La liste se révélait quasiment infinie. Après les hommes, tous les sujets furent traités. Qu’il s’agisse d’argent (en avoir, c’est mal/ les riches ne sont pas des gens honnêtes), de santé (mieux vaut être mince qu’en bonne santé/ plus je serais mince, plus je serais aimée), de nourriture (la gourmandise est un péché), de sexe (tabou/ impur), du monde (dangereux), ou de la société (qui va de plus en plus mal), à l’instar de beaucoup de mes contemporains, j’étais littéralement pétrie de fausses convictions. Mais comme je n’y avais jamais réellement prêté attention, ces dernières agissaient à leur guise, en souterrain et me contrôlaient sans que je n’en sache rien.

Jusqu’à aujourd’hui, donc.

Le point positif de cette hécatombe de pensées anxiogènes, c’était qu’elles pouvaient être modifiées. Le livre de N.D.W. était clair sur un point. Chacun d’entre nous, sans exception, pouvait transformer sa réalité en changeant ses pensées. Cependant, ce n’était pas une mince affaire. C’était comme reprogrammer la centrale d’un ordinateur. Il fallait modifier tout le système interne défectueux, tous les logiciels obsolètes, et nettoyer tous les virus qui s’y étaient immiscés depuis des années, depuis de très très longues années. Je devais m’upgrader.

Autant dire que j’avais du boulot. La tâche était énorme, mais pas impossible, l’espérai-je. Étant fondamentalement positive, je décidai de tenter le coup. Qui ne tente rien n’a rien, après tout.

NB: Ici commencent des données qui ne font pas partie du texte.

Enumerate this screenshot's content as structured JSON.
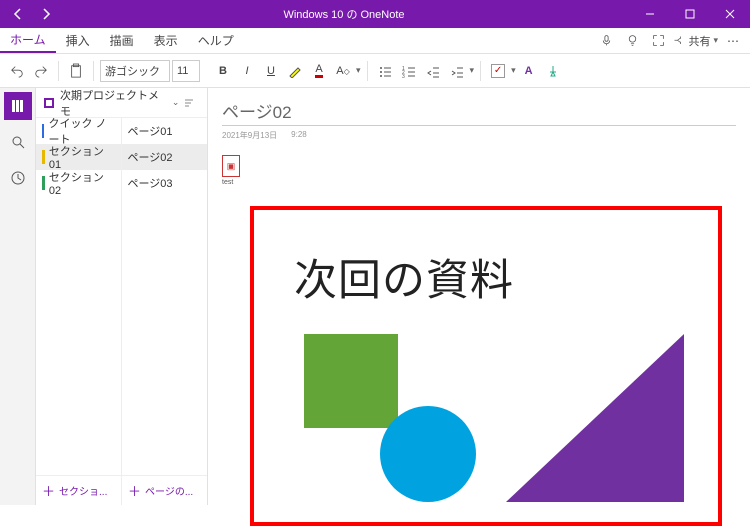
{
  "title_bar": {
    "title": "Windows 10 の OneNote"
  },
  "menu": {
    "tabs": [
      "ホーム",
      "挿入",
      "描画",
      "表示",
      "ヘルプ"
    ],
    "active_index": 0,
    "share_label": "共有"
  },
  "ribbon": {
    "font_name": "游ゴシック",
    "font_size": "11",
    "bold": "B",
    "italic": "I",
    "underline": "U"
  },
  "rail": {
    "items": [
      "notebooks",
      "search",
      "history"
    ]
  },
  "notebook": {
    "title": "次期プロジェクトメモ"
  },
  "sections": [
    {
      "label": "クイック ノート",
      "color": "#2d6cdf"
    },
    {
      "label": "セクション01",
      "color": "#e6b800"
    },
    {
      "label": "セクション02",
      "color": "#2e9e5b"
    }
  ],
  "pages": [
    {
      "label": "ページ01"
    },
    {
      "label": "ページ02"
    },
    {
      "label": "ページ03"
    }
  ],
  "selected_section_index": 1,
  "selected_page_index": 1,
  "add": {
    "section_label": "セクショ...",
    "page_label": "ページの..."
  },
  "page": {
    "title": "ページ02",
    "date": "2021年9月13日",
    "time": "9:28",
    "attachment_label": "test",
    "slide_title": "次回の資料"
  }
}
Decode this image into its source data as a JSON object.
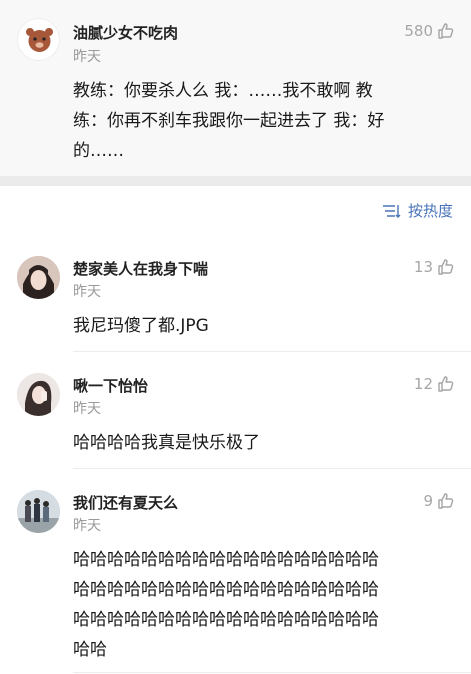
{
  "top_post": {
    "username": "油腻少女不吃肉",
    "time": "昨天",
    "likes": "580",
    "lines": [
      "教练：你要杀人么 我：……我不敢啊 教",
      "练：你再不刹车我跟你一起进去了 我：好",
      "的……"
    ]
  },
  "sort": {
    "label": "按热度"
  },
  "comments": [
    {
      "username": "楚家美人在我身下喘",
      "time": "昨天",
      "likes": "13",
      "lines": [
        "我尼玛傻了都.JPG"
      ]
    },
    {
      "username": "啾一下怡怡",
      "time": "昨天",
      "likes": "12",
      "lines": [
        "哈哈哈哈我真是快乐极了"
      ]
    },
    {
      "username": "我们还有夏天么",
      "time": "昨天",
      "likes": "9",
      "lines": [
        "哈哈哈哈哈哈哈哈哈哈哈哈哈哈哈哈哈哈",
        "哈哈哈哈哈哈哈哈哈哈哈哈哈哈哈哈哈哈",
        "哈哈哈哈哈哈哈哈哈哈哈哈哈哈哈哈哈哈",
        "哈哈"
      ]
    }
  ],
  "colors": {
    "accent": "#4a74b8",
    "muted": "#9a9a9a",
    "band": "#ebebeb"
  },
  "icons": [
    "thumbs-up-icon",
    "sort-icon"
  ]
}
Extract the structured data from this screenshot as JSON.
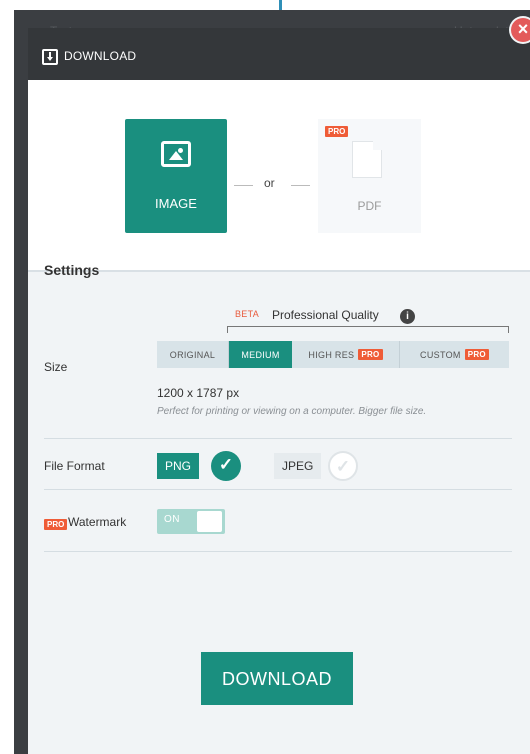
{
  "background": {
    "left_text": "Text",
    "right_text": "Untranslate"
  },
  "modal": {
    "title": "DOWNLOAD",
    "close_icon": "×"
  },
  "choices": {
    "image_label": "IMAGE",
    "or_text": "or",
    "pdf_label": "PDF",
    "pro_badge": "PRO"
  },
  "settings": {
    "title": "Settings",
    "size_label": "Size",
    "beta": "BETA",
    "quality": "Professional Quality",
    "info_icon": "i",
    "size_tabs": [
      {
        "label": "ORIGINAL",
        "pro": ""
      },
      {
        "label": "MEDIUM",
        "pro": ""
      },
      {
        "label": "HIGH RES",
        "pro": "PRO"
      },
      {
        "label": "CUSTOM",
        "pro": "PRO"
      }
    ],
    "resolution": "1200 x 1787 px",
    "note": "Perfect for printing or viewing on a computer. Bigger file size.",
    "file_format_label": "File Format",
    "formats": [
      "PNG",
      "JPEG"
    ],
    "selected_format": "PNG",
    "watermark_label": "Watermark",
    "watermark_toggle": "ON"
  },
  "actions": {
    "download_label": "DOWNLOAD"
  },
  "colors": {
    "accent": "#1a8f7f",
    "pro": "#ef5c37",
    "header": "#34373a",
    "close": "#e35a5a"
  },
  "icons": {
    "arrow": "arrow-down-icon",
    "header": "download-icon",
    "image": "image-icon",
    "pdf": "pdf-icon",
    "info": "info-icon",
    "check": "checkmark-icon"
  }
}
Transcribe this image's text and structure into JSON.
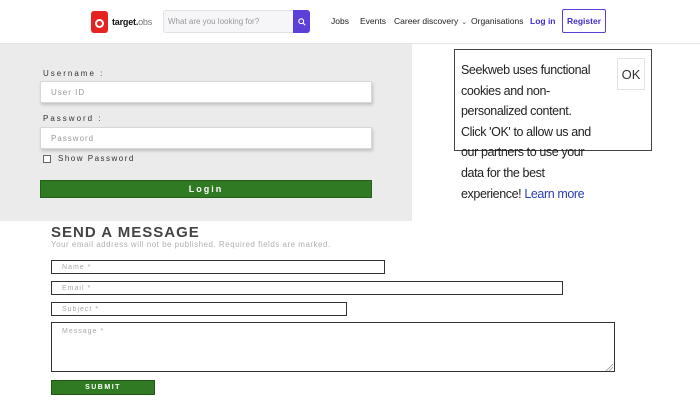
{
  "brand": {
    "logo_text_bold": "target",
    "logo_text_light": "obs"
  },
  "search": {
    "placeholder": "What are you looking for?"
  },
  "nav": {
    "items": [
      {
        "label": "Jobs"
      },
      {
        "label": "Events"
      },
      {
        "label": "Career discovery"
      },
      {
        "label": "Organisations"
      }
    ],
    "login_label": "Log in",
    "register_label": "Register"
  },
  "login": {
    "username_label": "Username :",
    "username_placeholder": "User ID",
    "password_label": "Password :",
    "password_placeholder": "Password",
    "show_password_label": "Show Password",
    "show_password_checked": false,
    "button_label": "Login"
  },
  "cookie_notice": {
    "text": "Seekweb uses functional cookies and non-personalized content. Click 'OK' to allow us and our partners to use your data for the best experience!",
    "learn_more": "Learn more",
    "ok_label": "OK"
  },
  "contact_form": {
    "title": "SEND A MESSAGE",
    "subtitle": "Your email address will not be published. Required fields are marked.",
    "name_placeholder": "Name *",
    "email_placeholder": "Email *",
    "subject_placeholder": "Subject *",
    "message_placeholder": "Message *",
    "submit_label": "SUBMIT"
  },
  "colors": {
    "accent_purple": "#5b3fd6",
    "login_green": "#2f7a22",
    "logo_red": "#e52421",
    "link_blue": "#2a3fb0"
  }
}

Cette maxime n’était qu’une croyance, mais au moins, celle-ci me tirait vers le haut, je pouvais la garder. Les seules dont je devais me débarrasser représentaient toutes celles qui me tiraient vers le bas. Il était facile de les reconnaître. Les premières me rendaient heureuse, les secondes me plombaient.

Lors de notre entretien téléphonique suivant, je parlais du livre à Véronique et de l’effet qu’il avait sur moi. D’ailleurs, dans la foulée, j’avais enquillé sur les deux tomes suivants, que j’avais dévoré avec la même frénésie. Ravie, elle m’expliqua néanmoins qu’elle ne pourrait pas aller plus loin avec moi, car mon évolution ne relevait plus de ses compétences. Consciencieuse, elle me recommanda une personne qui vivait en Bretagne, et qui pourrait sûrement m’apporter toute l’aide dont j’aurais besoin pour avancer dans mon projet de transformation. Reconnaissante, je notai le contact de Marianne Joie de vivre, ainsi que cette thérapeute se faisait appeler sur son pseudo internet.

Je n’eus pas le temps de prendre rendez-vous. De la joie de vivre, il n’était plus question. Quelques jours plus tard, un proche se suicidait.